E não só na região limítrofe. Na verdade, o território que fez uso do mármore do anticlinal de Estremoz transcende largamente as fronteiras do Alentejo e até da Extremadura espanhola, atingindo o interior da Península Ibérica, em pontos tão diversos como Toledo e Cuenca.3
Não é de surpreender, pois, a “presença massiva” da “pedra branca de Estremoz” na monumentalidade de Emerita Augusta, capital provincial da Lusitânia, em espaços públicos como o teatro ou o fórum, bem como na maioria dos retratos escultóricos e corpos estatuários reunidas no atual Museu de Arte Romano de Mérida.4
Note-se ainda que o mármore, ele próprio, é sinónimo de romanidade, dado que através dele se propagou a ideologia romana, em particular na época imperial. Veja-se o caso de Évora, a antiga Ebora Liberalitas lulia, que reservou ao mármore a sua melhor realização plástica (os capitéis do templo), bem como o lajeamento integral do fórum, dois sinais convincentes da expressão monumental da cidade e do estatuto das suas elites.

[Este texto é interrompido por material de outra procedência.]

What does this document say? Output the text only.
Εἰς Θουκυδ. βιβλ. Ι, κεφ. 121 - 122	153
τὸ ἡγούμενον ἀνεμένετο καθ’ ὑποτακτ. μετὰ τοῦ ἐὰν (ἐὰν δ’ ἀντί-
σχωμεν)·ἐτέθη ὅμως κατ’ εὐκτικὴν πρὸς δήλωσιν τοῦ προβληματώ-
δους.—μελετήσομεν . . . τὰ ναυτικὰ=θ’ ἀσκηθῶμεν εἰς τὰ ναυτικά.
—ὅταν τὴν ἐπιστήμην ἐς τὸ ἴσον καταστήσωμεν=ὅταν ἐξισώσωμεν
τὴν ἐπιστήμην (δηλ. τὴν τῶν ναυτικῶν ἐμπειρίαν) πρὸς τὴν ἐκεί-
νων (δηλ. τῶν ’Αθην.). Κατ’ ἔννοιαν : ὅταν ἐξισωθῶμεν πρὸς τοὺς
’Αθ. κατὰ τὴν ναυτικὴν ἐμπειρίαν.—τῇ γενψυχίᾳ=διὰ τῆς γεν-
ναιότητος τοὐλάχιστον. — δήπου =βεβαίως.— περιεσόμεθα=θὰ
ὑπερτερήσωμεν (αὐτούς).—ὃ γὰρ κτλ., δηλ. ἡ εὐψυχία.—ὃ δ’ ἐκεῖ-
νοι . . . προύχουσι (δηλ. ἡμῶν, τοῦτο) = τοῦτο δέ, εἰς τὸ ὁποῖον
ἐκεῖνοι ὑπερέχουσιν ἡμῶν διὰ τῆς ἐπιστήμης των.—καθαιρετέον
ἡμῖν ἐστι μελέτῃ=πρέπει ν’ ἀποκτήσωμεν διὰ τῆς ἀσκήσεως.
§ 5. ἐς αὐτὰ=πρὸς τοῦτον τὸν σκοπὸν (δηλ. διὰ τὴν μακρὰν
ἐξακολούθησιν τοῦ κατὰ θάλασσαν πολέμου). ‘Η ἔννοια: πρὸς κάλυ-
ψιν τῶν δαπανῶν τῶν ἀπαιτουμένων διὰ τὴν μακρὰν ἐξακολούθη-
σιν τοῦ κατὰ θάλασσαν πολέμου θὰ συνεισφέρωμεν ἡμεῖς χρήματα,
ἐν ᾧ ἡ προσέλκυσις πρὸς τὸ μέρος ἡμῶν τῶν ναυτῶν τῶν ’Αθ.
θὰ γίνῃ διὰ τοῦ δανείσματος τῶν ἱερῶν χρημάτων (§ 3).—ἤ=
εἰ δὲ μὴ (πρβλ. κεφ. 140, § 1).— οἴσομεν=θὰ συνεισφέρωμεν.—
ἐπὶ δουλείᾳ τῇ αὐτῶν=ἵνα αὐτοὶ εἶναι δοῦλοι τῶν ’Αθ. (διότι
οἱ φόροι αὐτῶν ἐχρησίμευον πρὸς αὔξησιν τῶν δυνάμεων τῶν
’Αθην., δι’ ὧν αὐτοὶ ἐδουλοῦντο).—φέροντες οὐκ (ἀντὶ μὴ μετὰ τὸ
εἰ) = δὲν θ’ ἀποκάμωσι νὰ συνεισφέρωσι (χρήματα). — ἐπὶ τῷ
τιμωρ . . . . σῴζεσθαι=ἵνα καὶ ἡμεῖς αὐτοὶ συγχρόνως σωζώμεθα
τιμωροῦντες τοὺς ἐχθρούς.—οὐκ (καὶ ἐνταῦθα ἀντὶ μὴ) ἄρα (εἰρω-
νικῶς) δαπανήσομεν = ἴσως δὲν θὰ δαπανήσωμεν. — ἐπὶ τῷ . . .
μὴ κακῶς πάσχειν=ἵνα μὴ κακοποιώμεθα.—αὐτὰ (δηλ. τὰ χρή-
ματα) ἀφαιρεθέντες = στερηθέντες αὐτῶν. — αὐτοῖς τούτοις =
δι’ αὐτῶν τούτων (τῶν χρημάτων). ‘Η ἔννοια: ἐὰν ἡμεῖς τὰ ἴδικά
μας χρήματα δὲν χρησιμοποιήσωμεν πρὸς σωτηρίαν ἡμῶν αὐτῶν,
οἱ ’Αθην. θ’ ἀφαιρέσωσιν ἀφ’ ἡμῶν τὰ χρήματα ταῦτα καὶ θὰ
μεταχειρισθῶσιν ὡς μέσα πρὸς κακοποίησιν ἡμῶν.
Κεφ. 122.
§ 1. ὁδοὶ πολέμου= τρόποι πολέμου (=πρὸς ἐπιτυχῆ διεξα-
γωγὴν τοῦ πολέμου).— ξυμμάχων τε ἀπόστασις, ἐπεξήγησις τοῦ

Além das obras escultóricas romanas de Mérida e de Évora, que mostram exemplarmente como o uso do mármore foi um fator de prestígio e um ideal de beleza, recorde-se que a exploração do mármore com propósitos escultóricos e arquitetónicos não se restringiu ao período romano.
Durante a Idade Média o mármore estremocense continuou a ser usado em obras de maior apuro e identidade devocional, nomeadamente em muitos monumentos funerários. Destes, destaque para os túmulos quatrocentistas de Vasco Esteves de Gatus na igreja de São Francisco de Estremoz e de Fernão Gonçalves Cogominho, hoje no Museu nacional Frei Manuel do Cenáculo, em Évora.
Nesta cidade, e já numa dimensão estritamente escultórica, também importa destacar o apostolado do portal principal da catedral, obra maior da escultura gótica portuguesa.
Todavia, o caso mais excecional do uso do mármore numa dimensão estritamente arquitetónica é a torre de menagem do castelo de Estremoz. Principiada a construir durante o longo reinado de D. Dinis (1279-1325), a sua antiguidade, imponência (c. de 27 m de altura), estado de conservação e sobretudo o facto de estar integralmente construída em mármore fazem dela um edifício militar único em todo o espaço peninsular e até europeu (foto).
Este pequeno mostruário do uso artístico da “pedra branca de Estremoz” ao longo dos séculos, constituindo ele mesmo um importante património identitário do Alentejo e da Extremadura, mostra como as relações transfronteiriças se ligam por laços históricos muito diversos e muitas vezes inesperados. Na verdade, o mármore, como recurso patrimonial, é hoje um fator indispensável à diferenciação do turismo cultural e, consequentemente, à sustentabilidade social e económica destes dois nossos territórios de um lado e outro da fronteira.